On the border between Colorado and Utah, there’s a special place that’s home to extensive collections of dinosaur fossils and primitive pictographs.
Dinosaur National Monument is an area that’s certainly worth a visit, and there’s so much to see and do. Here’s what to explore on the Colorado side.
Here’s what the National Parks Service has to say about the area:
“Dinosaur National Monument contains famous fossil finds, dramatic river canyons, intriguing petroglyphs, and endless opportunities for adventure. Whether you delight in the challenge of a strenuous hike to spectacular views, the thrill of rafting through a twisting canyon, or sitting quietly and watching the sun set, Dinosaur National Monument offers a myriad of activities for you to enjoy. The hardest part may be choosing which auto tour, trail, overlook, or historic area to explore!”
We’ll echo that sentiment — there’s so much to do here, and choosing which activities to try can be tricky.
Hiking in this part of Colorado is certainly unique, and it’s a great place to kick off the hiking season if you visit durindg the springtime.
On the Colorado side, your easiest hike options are the Cold Desert Trail (.5 mile loop) and the Plug Hat Trail (¼ mile loop).

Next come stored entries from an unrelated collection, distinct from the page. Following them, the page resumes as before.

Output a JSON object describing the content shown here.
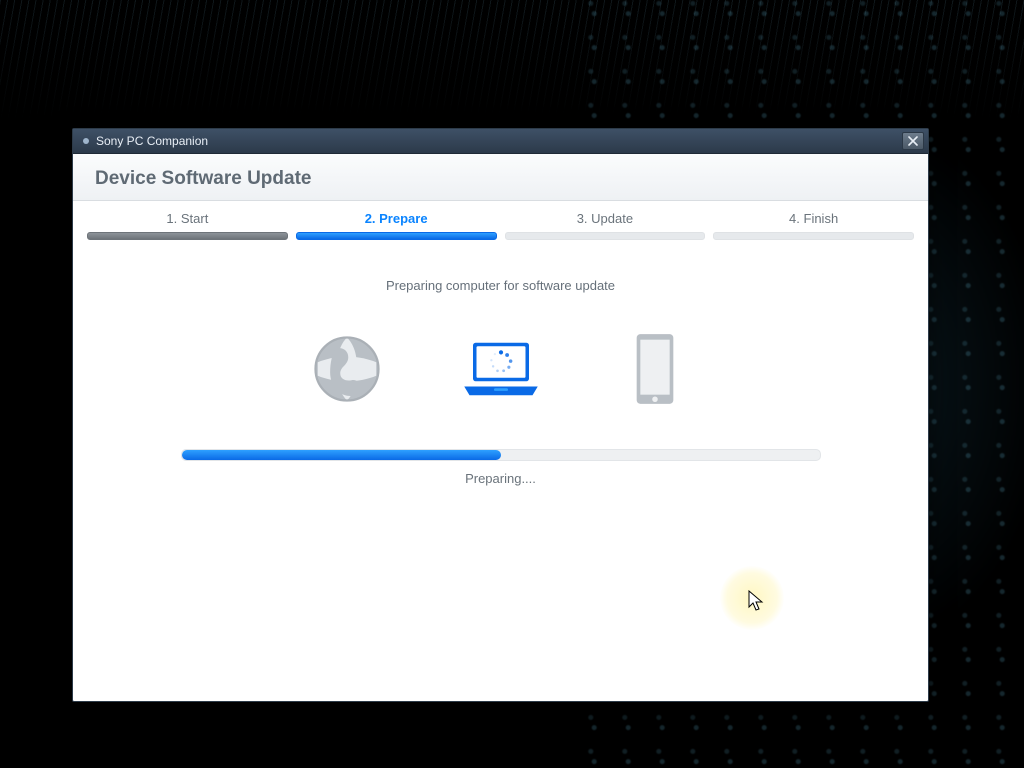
{
  "window": {
    "title": "Sony PC Companion"
  },
  "header": {
    "title": "Device Software Update"
  },
  "steps": [
    {
      "label": "1. Start",
      "state": "done"
    },
    {
      "label": "2. Prepare",
      "state": "active"
    },
    {
      "label": "3. Update",
      "state": "pending"
    },
    {
      "label": "4. Finish",
      "state": "pending"
    }
  ],
  "subtitle": "Preparing computer for software update",
  "icons": {
    "globe": "globe-icon",
    "laptop": "laptop-icon",
    "phone": "phone-icon"
  },
  "progress": {
    "percent": 50,
    "label": "Preparing...."
  },
  "colors": {
    "accent": "#0a84ff",
    "accent_dark": "#0a6ae6",
    "step_done": "#777d83",
    "text_muted": "#6a737b"
  }
}
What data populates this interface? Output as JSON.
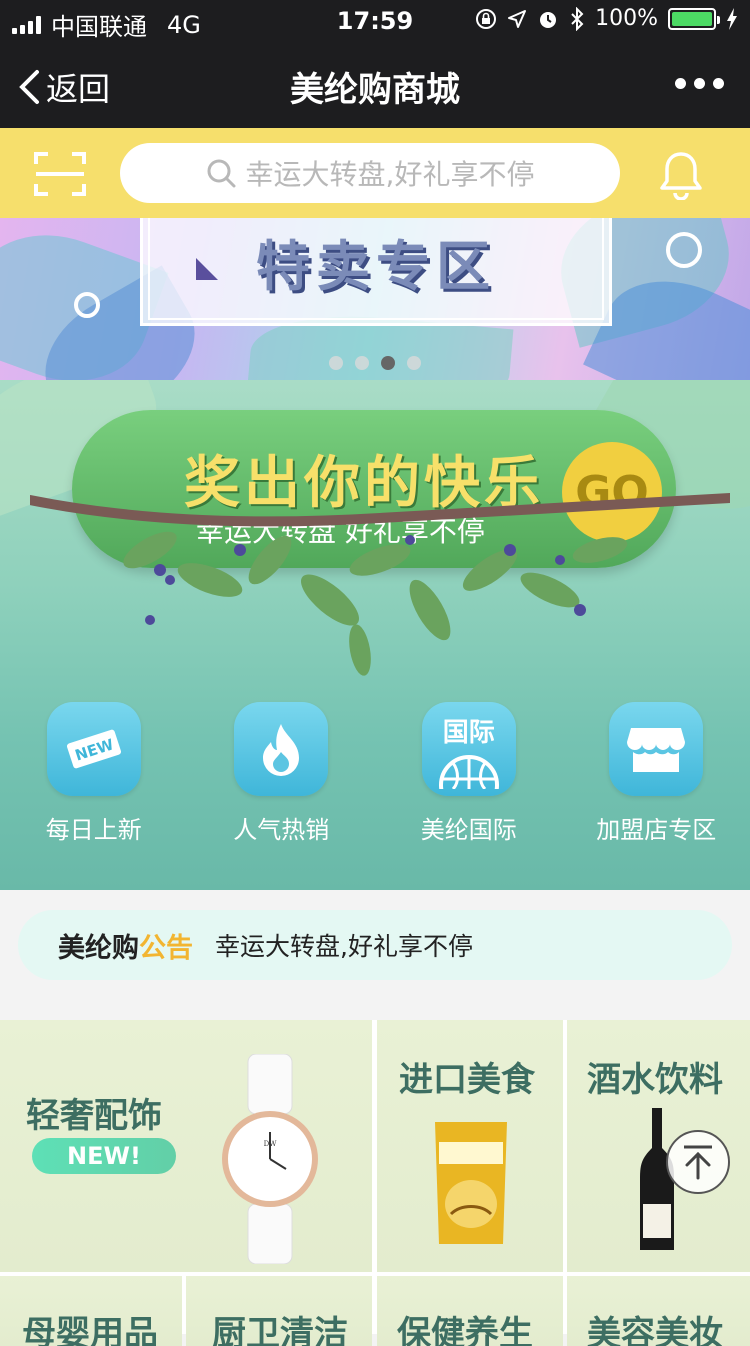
{
  "status": {
    "carrier": "中国联通",
    "network": "4G",
    "time": "17:59",
    "battery": "100%"
  },
  "nav": {
    "back": "返回",
    "title": "美纶购商城"
  },
  "search": {
    "placeholder": "幸运大转盘,好礼享不停"
  },
  "banner": {
    "title": "特卖专区",
    "slides": 4,
    "active_slide": 3
  },
  "hero": {
    "title": "奖出你的快乐",
    "subtitle": "幸运大转盘 好礼享不停",
    "go": "GO"
  },
  "shortcuts": [
    {
      "label": "每日上新",
      "icon": "new-tag-icon",
      "badge": "NEW"
    },
    {
      "label": "人气热销",
      "icon": "flame-icon"
    },
    {
      "label": "美纶国际",
      "icon": "globe-icon",
      "badge": "国际"
    },
    {
      "label": "加盟店专区",
      "icon": "store-icon"
    }
  ],
  "notice": {
    "brand": "美纶购",
    "tag": "公告",
    "text": "幸运大转盘,好礼享不停"
  },
  "categories": [
    {
      "label": "轻奢配饰",
      "tag": "NEW!"
    },
    {
      "label": "进口美食"
    },
    {
      "label": "酒水饮料"
    },
    {
      "label": "母婴用品"
    },
    {
      "label": "厨卫清洁"
    },
    {
      "label": "保健养生"
    },
    {
      "label": "美容美妆"
    }
  ],
  "colors": {
    "accent": "#f6df6c",
    "navbar": "#1d1d1f",
    "shortcut_icon": "#3fb6d9",
    "notice_tag": "#f2b531"
  }
}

Cold Desert Trail begins at the Canyon Visitor Center and offers a pleasant introduction to the area, while Plug Hat Trail has some stunning vistas to take in just five miles down the road.
Harper’s Corner Trail kicks things up a notch, clocking in at 3-miles round trip. You’ll get some lovely views of the Green River, too.
If you’re game for some more mileage, try the Ruple Point Trail, a 9.5 mile out-and-back hike. As you near the end of the trail you’ll get excellent views of Split Mountain Canyon and the Green River 2,500 feet below.
There are 6 campgrounds in the monument, and 3 are on the Colorado side:
Gates of Lodore: If you want access to a boat ramp for explorations of the Green River, this campground is a good option.
Echo Park: This campground has fantastic views of Steamboat Rock and the surrounding cliffs.
Deerlodge Park: There are 7 walk-in campsites here that are perfect for tents, and you’ll be right by the river.
Backcountry camping in Dinosaur National Monument is also permitted if you grab a free permit before heading out. You’ll have to bring plenty of water and should feel comfortable with your backcountry skills. This is a remote slice of desert wilderness, so plan accordingly.